Mr. Gade said that the student’s comment was like saying, “OK, boomer,” referring to a phrase that has alternately been called a dismissive, even ageist retort against older people and a rallying cry of younger generations.
The class tittered at that remark, but then fell into shock as he continued: “Calling someone a boomer is like calling someone a” racial slur, Mr. Gade was quoted by the newspaper as saying.
Molly Kruse, a 21-year-old senior who was in the class, said that the word jolted her.
“I said, ‘Dr. Gade, I don’t think you should be using that word here,’” she said in an interview.
Ms. Kruse said she was too stunned to remember the professor’s response, but other students later told her he quickly moved on from the topic. Ms. Kruse, however, said she walked out of the class at that moment and went to the dean’s office. Other students later joined her.
Miles Francisco, a senior and co-director of the Black Emergency Response Team, a student group, said it was not the first time a professor at the campus had used the slur in class and justified uttering it “for educational reasons.”
Those instances have been infuriating, but Mr. Gade’s use of the word was particularly upsetting, he said.
“Here, it was, ‘Let’s compare ‘boomer’ to a word that’s rooted in historical violence,” said Mr. Francisco, who was not in the classroom. “This was a bit more jarring because it can’t even be excused as, ‘Oh, I was using it educationally or it was in the literature.”

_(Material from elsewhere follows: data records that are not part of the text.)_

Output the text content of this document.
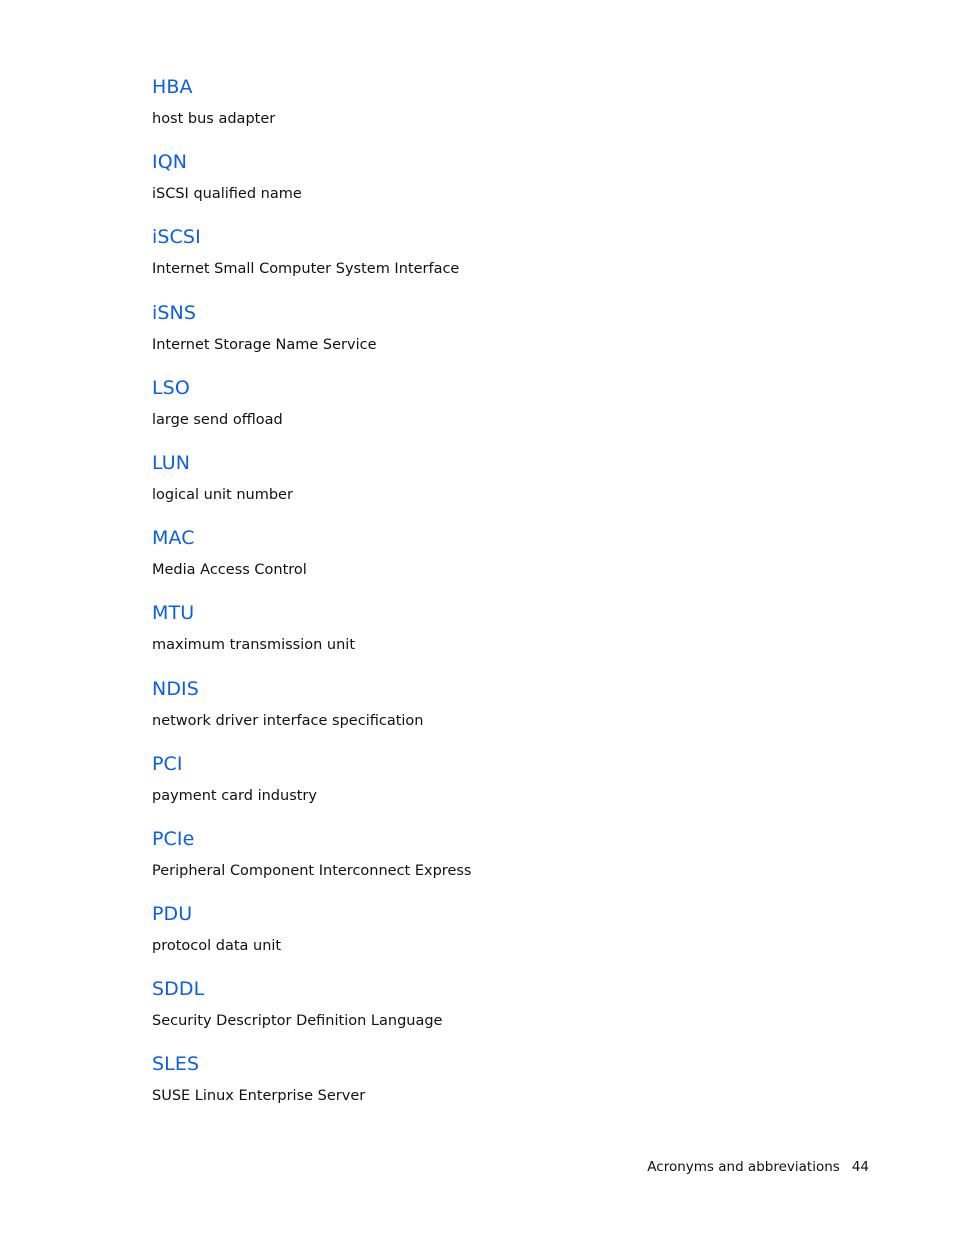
HBA

host bus adapter

IQN

iSCSI qualified name

iSCSI

Internet Small Computer System Interface

iSNS

Internet Storage Name Service

LSO

large send offload

LUN

logical unit number

MAC

Media Access Control

MTU

maximum transmission unit

NDIS

network driver interface specification

PCI

payment card industry

PCIe

Peripheral Component Interconnect Express

PDU

protocol data unit

SDDL

Security Descriptor Definition Language

SLES

SUSE Linux Enterprise Server

Acronyms and abbreviations 44
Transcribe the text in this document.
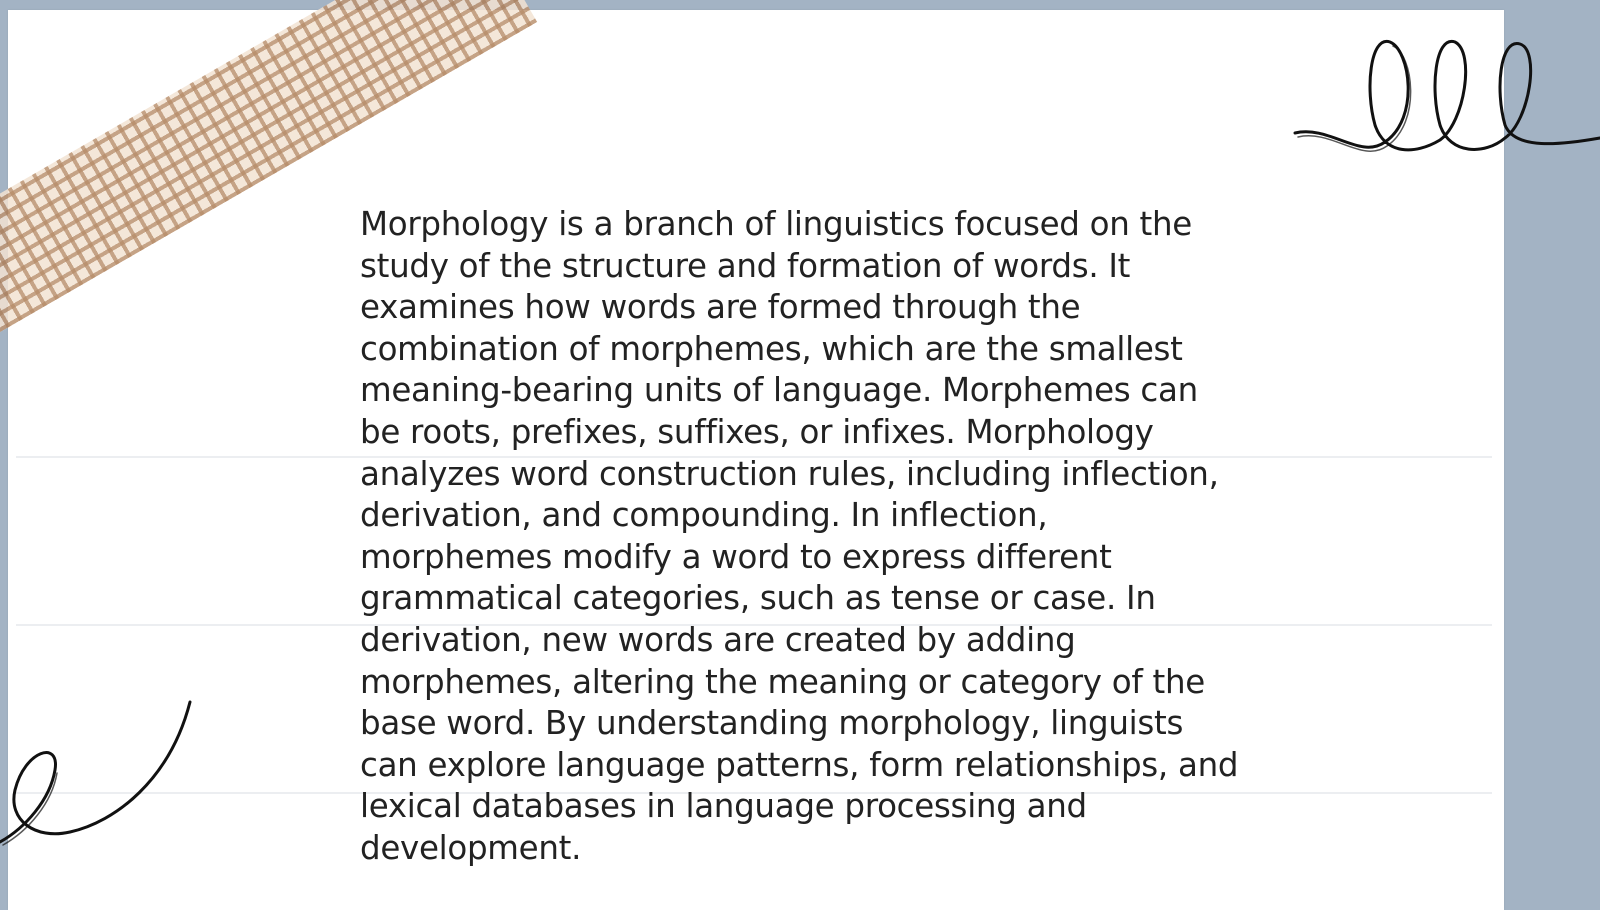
Morphology is a branch of linguistics focused on the study of the structure and formation of words. It examines how words are formed through the combination of morphemes, which are the smallest meaning-bearing units of language. Morphemes can be roots, prefixes, suffixes, or infixes. Morphology analyzes word construction rules, including inflection, derivation, and compounding. In inflection, morphemes modify a word to express different grammatical categories, such as tense or case. In derivation, new words are created by adding morphemes, altering the meaning or category of the base word. By understanding morphology, linguists can explore language patterns, form relationships, and lexical databases in language processing and development.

The Black Emergency Response Team, an organization of black student leaders with the stated mission of confronting racism on campus, said on Twitter that it expected “full action to be taken against the professor and college.”

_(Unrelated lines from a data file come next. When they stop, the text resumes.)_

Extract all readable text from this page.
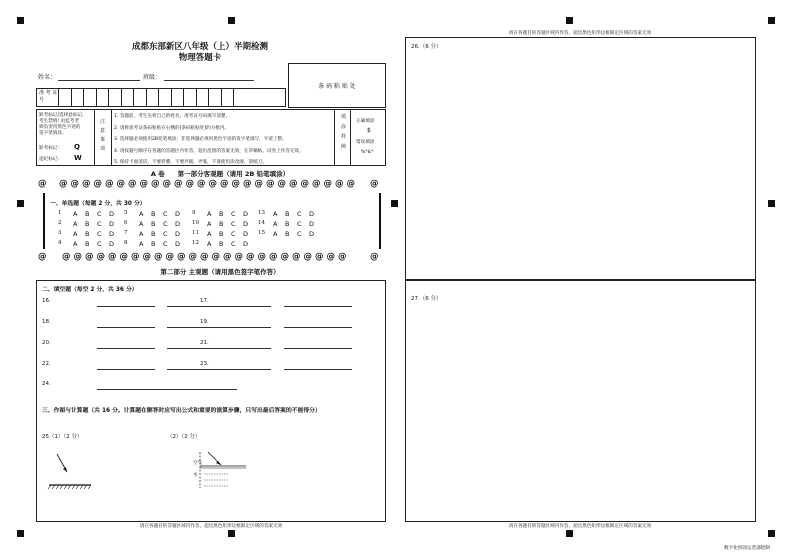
成都东部新区八年级（上）半期检测
物理答题卡
姓名：	班级：
条 码 粘 贴 处
准 考 证 号
缺考标记(选择此标记,
考生禁填! 由监考老
师负责用黑色字迹的
签字笔填涂。
缺考标记: Q
违纪标记: W
注 意 事 项
1. 答题前，考生先将自己的姓名、准考证号码填写清楚。
2. 请将准考证条码粘贴在右侧的[条码粘贴处]的方框内。
3. 选择题必须使用2B铅笔填涂；非选择题必须用黑色字迹的签字笔填写，字迹工整。
4. 请按题号顺序在各题的答题区内作答，超出范围的答案无效，在草稿纸、试卷上作答无效。
5. 保持卡面清洁，不要折叠、不要弄破、弄皱，不准使用涂改液、刮纸刀。
填 涂 样 例
正确填涂
$
错误填涂
%*&*
A 卷　　第一部分客观题（请用 2B 铅笔填涂）
@ @ @ @ @ @ @ @ @ @ @ @ @ @ @ @ @ @ @ @ @ @ @ @ @ @ @ @
一、单选题（每题 2 分，共 30 分）
1 A B C D
2 A B C D
3 A B C D
4 A B C D
5 A B C D
6 A B C D
7 A B C D
8 A B C D
9 A B C D
10 A B C D
11 A B C D
12 A B C D
13 A B C D
14 A B C D
15 A B C D
@ @ @ @ @ @ @ @ @ @ @ @ @ @ @ @ @ @ @ @ @ @ @ @ @ @	@
第二部分 主观题（请用黑色签字笔作答）
二、填空题（每空 2 分，共 36 分）
16.	17.
18.	19.
20.	21.
22.	23.
24.
三、作图与计算题（共 16 分。计算题在解答时应写出公式和重要的演算步骤，只写出最后答案的不能得分）
25（1）（2 分）	（2）（2 分）
空气
水
请在各题目的答题区域内作答，超出黑色矩形边框限定区域的答案无效
请在各题目的答题区域内作答，超出黑色矩形边框限定区域的答案无效
26.（6 分）
27.（6 分）
请在各题目的答题区域内作答，超出黑色矩形边框限定区域的答案无效
数字化校园运营部绘制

“We do not condone or accept this behavior from any member of the O.U. community regardless of occupation or student status,” the organization said. “In addition, we expect accommodation be made for the students who have experienced trauma because of this.”
In his email to students, Mr. Gade wrote, “I made an inexcusable mistake this morning in class with my choice of a word.”
“I was wrong. I am sorry. I realize the word is hurtful and infuses the racial divisions of our country, past and present. Use of this word is inappropriate in any — especially educational — settings,” he added.
He asked students to “please give me an opportunity” to show he was an instructor who was “trustworthy and respectful of all.”
Ms. Kruse said she hoped the incident spurred changes at the university.
“The fact that someone could really think that ‘boomer’ is the equivalent of the N-word, I don’t know,” she said. “I hope this is a wake-up call that our college needs more diversity and professors need to be trained in how to include all students.”
Mr. Francisco, 22, said scholars at the university had developed a program called “Unlearning,” which teaches staff members how to recognize racism, sexism and homophobia and to promote inclusion.
“There have been a lot of faculty and staff who have taken these trainings,” he said, but they are not mandatory.
“The faculty who really need it are not taking it,” Mr. Francisco said.
In a separate statement, university officials said that the First Amendment protected Mr. Gade from disciplinary action.
Deans from the Gaylord College of Journalism and Mass Communication, the journalism unit of the university, will attend Mr. Gade’s next class on Thursday, Ms. Kruse said that students had been told.
In its statement, the university said students “will have the opportunity to meet with Gaylord College leadership to voice concerns and have a conversation about moving forward.”